Real world data is dirty. It comes with missing values and is often labelled in a confusing, made up language. Data in its raw form will not help inform business strategy. Even if it is processed and cleaned, the elements of a dataset that impact ML models may not allow management to take action and achieve their goals. When initiating an ML project, managers need to be involved in the early stages, provide their industry expertise, and assist the data scientist in feature engineering.

According to Dr. Jason Brownlee, “Feature engineering is the process of transforming raw data into features that better represent the underlying problem to the predictive models, resulting in improved model accuracy on unseen data.” In other words, feature engineering is the process of taking meaningless data points and transforming them into the insights that can improve the model. These insights are also what management needs to inform business strategy. By involving management in feature engineering, raw data can be transformed into a rich set of features that can dramatically affect the way that a business crafts its strategy. To provide some clarity on this, let’s imagine a scenario in which an international car company wants to improve customer loyalty.

The “Cool Car Company” defines loyalty as customers who dispose of their old Cool Car and get a newer Cool Car model. They have millions of different data points on their customers and want to find out which ones are indicative of customer loyalty. They will then increase their marketing efforts on the customers who are identified as likely to be loyal and nudge them towards a new vehicle.

The data scientist begins working on the data herself. She extracts the data categories that are most correlated with customers that are likely to be loyal and ends up with the following:

  • Lease Customer
  • Contract Holders
  • 5 Year Term

She presents these findings to Cool Car Company’s leadership  and is met with a lot of confusion. These data points seem to say that lease customers who are also the contract holders and have terms of 5-years are likely to be loyal. That's a mouthful, and in no way can inform business strategy. The company is targeting existing Cool Car customers and they cannot expect to switch them, after the fact, into lease contracts with 5-year terms. She responds to their confusion with a suggestion to engage a manager who is an expert in the car industry and involve them in a feature engineering exercise.

The data scientist and manager sit down to discuss how they can extract actionable insights from the raw data.
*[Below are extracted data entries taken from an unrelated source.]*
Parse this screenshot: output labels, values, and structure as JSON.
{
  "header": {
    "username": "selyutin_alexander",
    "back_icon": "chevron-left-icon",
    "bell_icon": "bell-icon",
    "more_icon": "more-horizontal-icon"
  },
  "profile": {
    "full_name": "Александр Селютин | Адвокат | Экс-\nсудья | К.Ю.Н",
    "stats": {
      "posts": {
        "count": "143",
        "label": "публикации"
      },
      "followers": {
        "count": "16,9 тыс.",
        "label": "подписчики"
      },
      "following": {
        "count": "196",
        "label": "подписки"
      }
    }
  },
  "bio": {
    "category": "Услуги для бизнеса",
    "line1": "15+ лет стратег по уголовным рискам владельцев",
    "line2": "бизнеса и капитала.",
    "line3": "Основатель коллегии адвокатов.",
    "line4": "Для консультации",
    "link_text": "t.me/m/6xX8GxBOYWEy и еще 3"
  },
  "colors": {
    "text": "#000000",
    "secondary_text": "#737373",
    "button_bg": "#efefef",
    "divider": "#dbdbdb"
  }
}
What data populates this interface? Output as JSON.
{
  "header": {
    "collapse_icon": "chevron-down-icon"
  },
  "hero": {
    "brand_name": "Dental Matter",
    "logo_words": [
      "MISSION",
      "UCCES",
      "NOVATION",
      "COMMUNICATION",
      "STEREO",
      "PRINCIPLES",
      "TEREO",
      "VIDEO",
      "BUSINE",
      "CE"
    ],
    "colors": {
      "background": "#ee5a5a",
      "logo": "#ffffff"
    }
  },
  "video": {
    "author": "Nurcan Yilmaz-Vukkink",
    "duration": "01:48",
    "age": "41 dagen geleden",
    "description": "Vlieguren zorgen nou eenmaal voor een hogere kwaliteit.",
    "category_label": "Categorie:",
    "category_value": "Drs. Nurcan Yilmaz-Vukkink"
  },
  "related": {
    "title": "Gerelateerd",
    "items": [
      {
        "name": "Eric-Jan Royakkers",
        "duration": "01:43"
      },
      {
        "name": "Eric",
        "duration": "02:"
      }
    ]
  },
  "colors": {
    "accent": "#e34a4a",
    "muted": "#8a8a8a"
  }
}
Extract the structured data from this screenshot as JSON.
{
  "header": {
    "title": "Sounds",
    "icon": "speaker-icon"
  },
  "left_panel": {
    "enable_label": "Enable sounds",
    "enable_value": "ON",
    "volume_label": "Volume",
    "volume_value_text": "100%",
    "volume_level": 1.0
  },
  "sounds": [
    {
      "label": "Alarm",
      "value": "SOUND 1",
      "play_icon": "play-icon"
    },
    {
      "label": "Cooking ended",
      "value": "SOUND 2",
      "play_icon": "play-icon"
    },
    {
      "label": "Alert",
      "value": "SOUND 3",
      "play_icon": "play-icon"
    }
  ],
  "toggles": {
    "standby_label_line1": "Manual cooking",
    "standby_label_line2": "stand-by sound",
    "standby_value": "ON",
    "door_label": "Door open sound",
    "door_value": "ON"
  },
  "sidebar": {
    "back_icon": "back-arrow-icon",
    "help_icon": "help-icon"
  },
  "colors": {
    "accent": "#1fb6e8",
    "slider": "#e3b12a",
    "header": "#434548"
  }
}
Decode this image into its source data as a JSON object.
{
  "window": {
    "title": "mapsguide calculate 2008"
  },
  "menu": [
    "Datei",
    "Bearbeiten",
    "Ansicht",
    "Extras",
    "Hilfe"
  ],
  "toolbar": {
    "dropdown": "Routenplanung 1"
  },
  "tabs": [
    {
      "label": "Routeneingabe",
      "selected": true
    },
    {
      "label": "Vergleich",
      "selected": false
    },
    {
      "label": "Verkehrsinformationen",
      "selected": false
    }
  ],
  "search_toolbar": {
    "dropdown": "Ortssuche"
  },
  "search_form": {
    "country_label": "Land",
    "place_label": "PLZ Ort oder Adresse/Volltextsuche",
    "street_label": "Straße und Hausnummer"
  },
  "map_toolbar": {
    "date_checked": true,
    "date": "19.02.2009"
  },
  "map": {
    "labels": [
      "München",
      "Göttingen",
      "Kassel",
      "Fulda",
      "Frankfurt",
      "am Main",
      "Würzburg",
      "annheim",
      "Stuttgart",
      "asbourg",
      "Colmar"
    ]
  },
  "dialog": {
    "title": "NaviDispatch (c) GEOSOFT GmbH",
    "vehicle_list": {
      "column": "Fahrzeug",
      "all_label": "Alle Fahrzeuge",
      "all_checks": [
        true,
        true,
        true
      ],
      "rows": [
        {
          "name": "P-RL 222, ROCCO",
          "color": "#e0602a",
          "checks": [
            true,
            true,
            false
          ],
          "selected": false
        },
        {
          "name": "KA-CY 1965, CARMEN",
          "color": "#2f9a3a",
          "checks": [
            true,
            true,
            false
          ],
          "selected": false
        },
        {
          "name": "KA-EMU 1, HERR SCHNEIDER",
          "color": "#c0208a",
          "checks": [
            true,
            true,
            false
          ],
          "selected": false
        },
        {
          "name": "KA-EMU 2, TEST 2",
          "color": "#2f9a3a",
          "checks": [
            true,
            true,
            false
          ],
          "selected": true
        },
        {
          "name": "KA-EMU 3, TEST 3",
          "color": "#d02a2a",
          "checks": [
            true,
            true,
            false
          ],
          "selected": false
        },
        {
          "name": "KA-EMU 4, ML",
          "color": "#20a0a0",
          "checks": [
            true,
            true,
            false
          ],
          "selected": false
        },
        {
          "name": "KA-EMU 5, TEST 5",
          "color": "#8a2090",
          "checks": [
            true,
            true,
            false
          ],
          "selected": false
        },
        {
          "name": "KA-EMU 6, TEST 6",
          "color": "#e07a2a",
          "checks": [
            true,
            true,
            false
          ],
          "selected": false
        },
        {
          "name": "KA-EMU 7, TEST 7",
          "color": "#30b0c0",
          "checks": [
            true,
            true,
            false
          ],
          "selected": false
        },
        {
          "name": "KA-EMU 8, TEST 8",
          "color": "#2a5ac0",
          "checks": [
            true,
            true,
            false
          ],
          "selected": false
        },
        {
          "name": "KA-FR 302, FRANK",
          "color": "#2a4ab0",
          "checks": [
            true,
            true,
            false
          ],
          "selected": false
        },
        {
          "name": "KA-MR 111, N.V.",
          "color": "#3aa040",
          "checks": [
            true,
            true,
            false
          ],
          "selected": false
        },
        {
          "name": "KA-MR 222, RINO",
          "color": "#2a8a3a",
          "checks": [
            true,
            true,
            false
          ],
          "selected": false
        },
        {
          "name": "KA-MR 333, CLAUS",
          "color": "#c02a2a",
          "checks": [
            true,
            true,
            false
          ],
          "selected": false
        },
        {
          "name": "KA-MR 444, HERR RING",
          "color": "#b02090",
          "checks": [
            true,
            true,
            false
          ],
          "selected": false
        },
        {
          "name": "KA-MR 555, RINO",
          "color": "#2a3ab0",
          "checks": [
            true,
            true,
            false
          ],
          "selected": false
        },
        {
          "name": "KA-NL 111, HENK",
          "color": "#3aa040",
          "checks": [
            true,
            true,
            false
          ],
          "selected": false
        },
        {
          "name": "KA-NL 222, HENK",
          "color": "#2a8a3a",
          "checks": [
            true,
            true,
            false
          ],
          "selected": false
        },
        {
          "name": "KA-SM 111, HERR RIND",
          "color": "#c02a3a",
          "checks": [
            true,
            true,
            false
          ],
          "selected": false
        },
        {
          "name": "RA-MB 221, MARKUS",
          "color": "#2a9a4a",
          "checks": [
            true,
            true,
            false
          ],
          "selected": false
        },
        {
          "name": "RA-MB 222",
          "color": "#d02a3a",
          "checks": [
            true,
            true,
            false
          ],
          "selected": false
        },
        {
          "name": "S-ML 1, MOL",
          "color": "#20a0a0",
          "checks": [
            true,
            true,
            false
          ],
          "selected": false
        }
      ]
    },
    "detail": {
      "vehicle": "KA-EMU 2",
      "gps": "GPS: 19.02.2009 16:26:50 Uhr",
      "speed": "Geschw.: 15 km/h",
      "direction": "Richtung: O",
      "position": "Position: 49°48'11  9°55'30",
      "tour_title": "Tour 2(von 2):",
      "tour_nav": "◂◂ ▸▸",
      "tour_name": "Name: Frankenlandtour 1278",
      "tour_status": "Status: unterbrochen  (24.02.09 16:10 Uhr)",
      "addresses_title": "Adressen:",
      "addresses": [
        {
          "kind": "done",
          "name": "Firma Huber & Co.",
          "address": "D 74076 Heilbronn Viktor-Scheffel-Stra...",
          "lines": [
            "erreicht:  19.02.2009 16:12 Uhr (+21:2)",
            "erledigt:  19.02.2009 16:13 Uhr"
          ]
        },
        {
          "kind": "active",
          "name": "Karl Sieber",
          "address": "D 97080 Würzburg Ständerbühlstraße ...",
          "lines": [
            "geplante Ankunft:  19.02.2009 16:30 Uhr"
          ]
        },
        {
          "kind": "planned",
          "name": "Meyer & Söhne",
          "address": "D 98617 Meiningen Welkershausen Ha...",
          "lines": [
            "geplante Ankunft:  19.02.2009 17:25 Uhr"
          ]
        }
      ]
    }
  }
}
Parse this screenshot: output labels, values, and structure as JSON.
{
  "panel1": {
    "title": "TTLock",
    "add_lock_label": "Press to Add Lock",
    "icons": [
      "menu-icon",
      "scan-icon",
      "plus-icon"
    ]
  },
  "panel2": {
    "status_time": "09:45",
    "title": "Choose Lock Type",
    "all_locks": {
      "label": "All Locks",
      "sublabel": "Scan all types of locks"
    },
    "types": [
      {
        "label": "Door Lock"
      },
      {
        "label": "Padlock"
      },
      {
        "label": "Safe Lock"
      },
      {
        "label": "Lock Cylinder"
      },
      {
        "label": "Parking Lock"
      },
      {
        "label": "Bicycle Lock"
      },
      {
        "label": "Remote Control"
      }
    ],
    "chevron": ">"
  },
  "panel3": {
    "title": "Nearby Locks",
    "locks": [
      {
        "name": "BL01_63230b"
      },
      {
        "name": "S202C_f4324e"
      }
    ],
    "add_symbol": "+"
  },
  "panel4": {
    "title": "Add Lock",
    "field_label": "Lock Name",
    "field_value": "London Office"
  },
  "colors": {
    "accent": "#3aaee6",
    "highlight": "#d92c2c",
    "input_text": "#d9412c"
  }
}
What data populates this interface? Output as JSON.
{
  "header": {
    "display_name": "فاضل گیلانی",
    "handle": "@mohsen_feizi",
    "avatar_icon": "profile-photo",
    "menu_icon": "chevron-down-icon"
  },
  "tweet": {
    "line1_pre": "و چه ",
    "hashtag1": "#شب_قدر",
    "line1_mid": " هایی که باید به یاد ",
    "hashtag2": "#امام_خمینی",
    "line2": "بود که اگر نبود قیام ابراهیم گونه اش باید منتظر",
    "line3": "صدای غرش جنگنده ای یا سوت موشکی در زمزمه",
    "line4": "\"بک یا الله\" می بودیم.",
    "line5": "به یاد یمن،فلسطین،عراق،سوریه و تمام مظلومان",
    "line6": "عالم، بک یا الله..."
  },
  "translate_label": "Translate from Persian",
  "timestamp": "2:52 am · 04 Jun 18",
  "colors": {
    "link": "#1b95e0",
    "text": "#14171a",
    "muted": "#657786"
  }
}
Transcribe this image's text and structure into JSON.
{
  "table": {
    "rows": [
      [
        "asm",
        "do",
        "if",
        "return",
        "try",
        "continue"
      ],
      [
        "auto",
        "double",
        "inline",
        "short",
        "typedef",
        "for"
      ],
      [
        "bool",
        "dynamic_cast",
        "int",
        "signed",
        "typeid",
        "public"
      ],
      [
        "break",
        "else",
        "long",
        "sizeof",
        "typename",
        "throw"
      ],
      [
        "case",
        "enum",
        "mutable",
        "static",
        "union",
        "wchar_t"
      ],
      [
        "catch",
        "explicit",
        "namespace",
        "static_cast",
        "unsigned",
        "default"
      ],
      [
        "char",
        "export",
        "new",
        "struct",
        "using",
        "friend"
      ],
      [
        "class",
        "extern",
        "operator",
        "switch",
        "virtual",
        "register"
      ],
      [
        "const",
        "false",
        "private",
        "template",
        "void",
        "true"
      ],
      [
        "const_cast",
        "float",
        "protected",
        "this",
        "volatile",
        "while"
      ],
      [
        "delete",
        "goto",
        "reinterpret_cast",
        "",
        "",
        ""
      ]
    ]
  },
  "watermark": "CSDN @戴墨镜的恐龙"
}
The manager explains that when customers are in the dealership and there are new models are on display, customers are much more likely to upgrade to the new model. He’s also noticed that customers who pay less out of pocket for repair and maintenance are more likely to purchase another vehicle with the company.

With this in mind, the data scientist goes back to the raw dataset. She inspects some of the data features that align with what the manager has said and engineers new categories using the raw data:

  • Car Serviced at the dealership 5+ times
  • Extended Warranty Coverage
  • Wear and Tear Coverage

She then runs her model using these features and finds they predict customer loyalty at a high rate. Now that the model is trained (on a smaller subset of data), the data scientist applies it to the full customer dataset. She returns to management with a prediction of whether each existing customer will be loyal or not.

With these results, management can begin crafting strategy to make service visits, extended warranty, and wear and tear insurance more affordable. They could offer discounts and market these offerings more effectively to customers. Then, they could monitor the effect these tactics have on loyalty and measure the impact to their bottom line. By involving a manager with industry expertise, the data scientist uncovered an intuitive roadmap the company can use to achieve their goals. This approach allows companies to harness the power of ML and enjoy exceptional results driven by this technology.